At first, I wasn’t sure what I was doing wrong. But, instead of reflecting on the culprits of my B, I wrote the way I thought my teacher wanted. No more metaphors or pretty sentences, only a bland, scientific approach. Turns out, that wasn’t what my teacher wanted either. So the next time I wrote an essay, I poured my heart and soul into it again. Metaphors, similes and sass. But while I was writing, I remembered what my sixth-grade teacher told me, and I knew what to do.
I needed to kill my babies.
By the end of the year, my writing not only became more concise but also gained more depth and thoughtfulness. “Killing” some of my ideas and focusing on others allowed my writing to grow more sophisticated. No longer was my writing a circus with ideas crashing into each other, but an opera with all the harmonies intact.
Then I looked at my life, at the activities pulling me in every direction. Racing from swimming to hockey practice, from rehearsals to Hebrew school, barely taking a second to breathe. I looked at my friends — how I wasted time on people who gave me headaches instead of focusing on the ones who made me laugh.

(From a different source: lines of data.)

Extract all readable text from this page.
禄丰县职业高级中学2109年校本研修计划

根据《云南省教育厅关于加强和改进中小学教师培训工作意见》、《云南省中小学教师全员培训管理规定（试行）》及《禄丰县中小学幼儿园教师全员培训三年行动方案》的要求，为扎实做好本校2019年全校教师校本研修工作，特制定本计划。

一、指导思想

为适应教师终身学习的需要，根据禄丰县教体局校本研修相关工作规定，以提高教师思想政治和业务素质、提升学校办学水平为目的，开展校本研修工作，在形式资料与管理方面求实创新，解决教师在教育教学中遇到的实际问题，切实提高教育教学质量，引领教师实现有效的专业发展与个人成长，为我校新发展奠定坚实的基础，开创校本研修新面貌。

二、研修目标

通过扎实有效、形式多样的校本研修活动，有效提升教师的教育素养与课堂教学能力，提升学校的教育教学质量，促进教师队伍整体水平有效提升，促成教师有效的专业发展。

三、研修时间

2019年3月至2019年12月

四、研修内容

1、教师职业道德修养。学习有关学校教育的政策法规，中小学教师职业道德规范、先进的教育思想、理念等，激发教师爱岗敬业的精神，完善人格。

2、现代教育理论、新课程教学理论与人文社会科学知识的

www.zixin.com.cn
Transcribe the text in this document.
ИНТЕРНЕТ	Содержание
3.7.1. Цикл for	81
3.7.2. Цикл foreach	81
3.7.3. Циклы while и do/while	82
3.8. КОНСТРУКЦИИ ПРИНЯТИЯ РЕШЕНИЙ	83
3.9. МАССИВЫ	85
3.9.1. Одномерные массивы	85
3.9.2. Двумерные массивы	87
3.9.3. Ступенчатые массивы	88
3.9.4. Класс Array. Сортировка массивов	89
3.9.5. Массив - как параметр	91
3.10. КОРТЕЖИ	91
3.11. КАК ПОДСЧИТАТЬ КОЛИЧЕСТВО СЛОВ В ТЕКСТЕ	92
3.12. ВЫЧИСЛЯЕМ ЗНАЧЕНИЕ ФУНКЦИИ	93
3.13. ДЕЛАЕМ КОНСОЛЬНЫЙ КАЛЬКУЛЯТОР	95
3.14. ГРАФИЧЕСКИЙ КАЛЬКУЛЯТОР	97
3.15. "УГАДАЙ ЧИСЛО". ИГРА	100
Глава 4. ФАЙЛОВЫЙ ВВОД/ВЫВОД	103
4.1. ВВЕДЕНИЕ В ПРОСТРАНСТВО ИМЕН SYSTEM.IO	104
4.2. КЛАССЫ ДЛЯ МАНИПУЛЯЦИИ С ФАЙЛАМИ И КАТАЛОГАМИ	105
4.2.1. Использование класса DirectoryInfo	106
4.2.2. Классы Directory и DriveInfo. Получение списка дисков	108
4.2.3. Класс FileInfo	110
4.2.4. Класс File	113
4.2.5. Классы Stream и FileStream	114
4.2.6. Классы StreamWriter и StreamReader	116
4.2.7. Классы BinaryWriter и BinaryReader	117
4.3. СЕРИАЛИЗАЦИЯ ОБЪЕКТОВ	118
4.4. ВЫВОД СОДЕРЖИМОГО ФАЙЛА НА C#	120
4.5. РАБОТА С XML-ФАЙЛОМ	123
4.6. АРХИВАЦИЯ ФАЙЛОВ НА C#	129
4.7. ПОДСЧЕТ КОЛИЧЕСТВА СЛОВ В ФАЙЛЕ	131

These activities, these friends — they were my babies too. People I had known forever and activities I’d done since I could walk. I feared giving them up, but I knew I had to.
So I pulled out my pen and crossed out all the meaningless things in my life, from activities that no longer made me happy to friends who lived to make me sad. Although my list of “things” may be shorter now, every bullet point means more in my life.
Every single aspect of my life that remains is something I’m passionate about. Whether that be slaving over a computer screen at midnight, commenting on articles for Torch or sweating my butt off on the lacrosse field, I know they are minutes well spent.
Whether or not my interests change, I know what I’ve experienced is only the beginning. I’ll have to kill my babies again when I get to college and pick a major from the many things I’m fascinated by. I’ll have to kill my babies when choosing activities in college and again when I pursue a career. Maybe I’ll fall out of love with writing and have to kill that, too.
And would you look at that, I didn’t exceed the word count this time.